Biofongicide : Amoéba obtient l’AMM en France pour sa solution Axpera
Dans l’attente depuis plusieurs semaines, Amoéba, spécialiste de solutions microbiologiques naturelles basées sur l’exploitation brevetée d’amibes, annonce avoir obtenu l’autorisation de mise sur le marché (AMM) de son biofongicide Axpera en France (lire l’article complet). La société qui avait passé toutes les étapes préalables à cette AMM était dans l’attente de la signature finale de l’Anses depuis plusieurs semaines. « Cette première autorisation pérenne, délivrée par l’Anses à l’issue de l’évaluation conduite par la France en qualité d’État membre rapporteur pour l’Union européenne, permet désormais aux autres États membres de poursuivre et de finaliser leurs procédures nationales d’autorisation dans les semaines et mois à venir, selon les calendriers propres à chaque pays », explique Amoéba dans son communiqué. La société peut donc dès maintenant lancer la phase de commercialisation de son biofongicide avec Koppert en France dans un premier temps, puis dans les autres pays européens couverts par l’accord une fois les autorisations délivrées par les autorités nationales compétentes.
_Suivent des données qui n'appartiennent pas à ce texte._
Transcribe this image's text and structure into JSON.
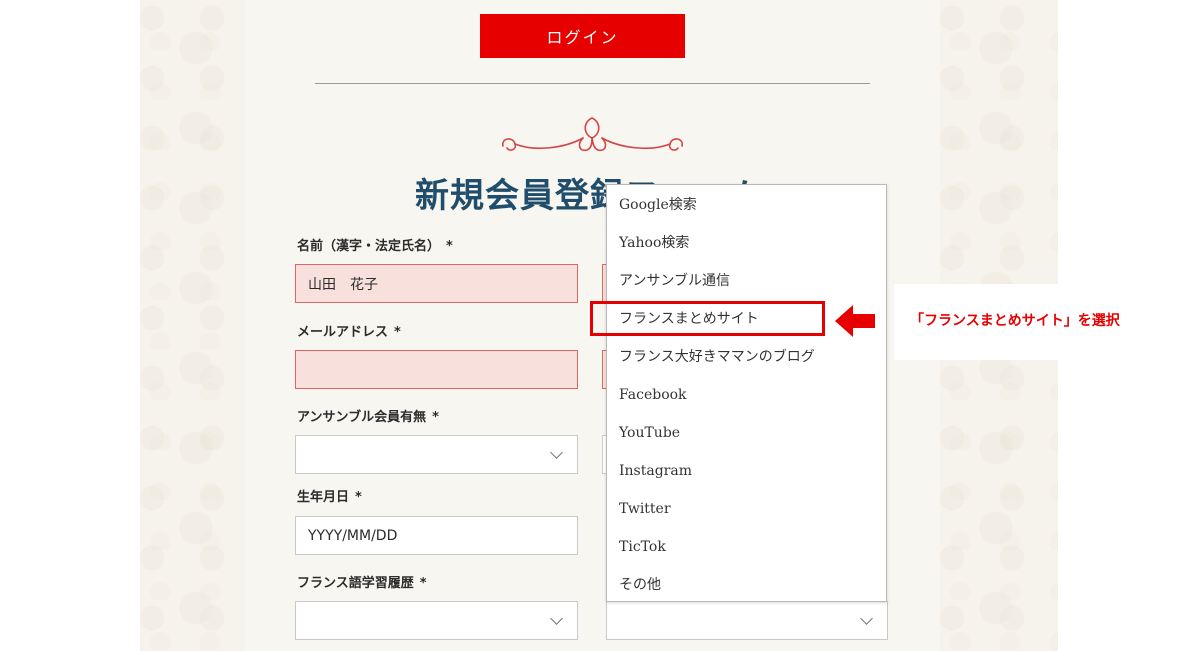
{
  "header": {
    "login_label": "ログイン"
  },
  "form": {
    "title": "新規会員登録フォーム",
    "required_mark": "*",
    "name": {
      "label": "名前（漢字・法定氏名）",
      "value": "山田　花子"
    },
    "email": {
      "label": "メールアドレス",
      "value": ""
    },
    "membership": {
      "label": "アンサンブル会員有無",
      "value": ""
    },
    "birthday": {
      "label": "生年月日",
      "placeholder": "YYYY/MM/DD"
    },
    "french_history": {
      "label": "フランス語学習履歴",
      "value": ""
    }
  },
  "dropdown": {
    "options": [
      "Google検索",
      "Yahoo検索",
      "アンサンブル通信",
      "フランスまとめサイト",
      "フランス大好きママンのブログ",
      "Facebook",
      "YouTube",
      "Instagram",
      "Twitter",
      "TicTok",
      "その他"
    ],
    "highlighted": "フランスまとめサイト"
  },
  "annotation": {
    "text": "「フランスまとめサイト」を選択"
  },
  "colors": {
    "accent": "#e60000",
    "title": "#1f4d6b",
    "error_bg": "#f8e1dc",
    "error_border": "#e06666"
  }
}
Perrine Delfortrie
Cosmétique bio : Nature & Stratégie et le Laboratoire Science & Nature créent une holding
Le Laboratoire Science & Nature et Nature & Stratégie, tous deux fabricants de cosmétiques et de produits d’entretien bio, ont annoncé leur rapprochement via la création d’une nouvelle holding, rapporte le média Bio Linéaires dans un article le 30 juin. L’organisation de la nouvelle entité sera précisée au troisième trimestre. Basé dans les Deux-Sèvres, le Laboratoire Science & Nature (marques Body Nature, Centifolia, Guérande Cosmétiques, Prosens) affiche un chiffre d’affaires de 37,7 millions d’euros (M€). Non loin de là, dans le Maine-et-Loire, Nature & stratégie (marques Coslys, Acorelle, Etamine du lys …), réalise un chiffre d’affaires de 30M€. Les deux acteurs ont aussi chacun une activité de fabrication à façon. Cette alliance vise à développer des synergies et à mieux positionner leurs marques sur le marché. « Ce rapprochement nous donne les moyens de nos ambitions pour renforcer notre leadership en réseaux spécialisés bio et porter nos marques à l’échelle qu’elles méritent, en France comme à l’international », déclare Samuel Gabory, président de Nature & stratégie.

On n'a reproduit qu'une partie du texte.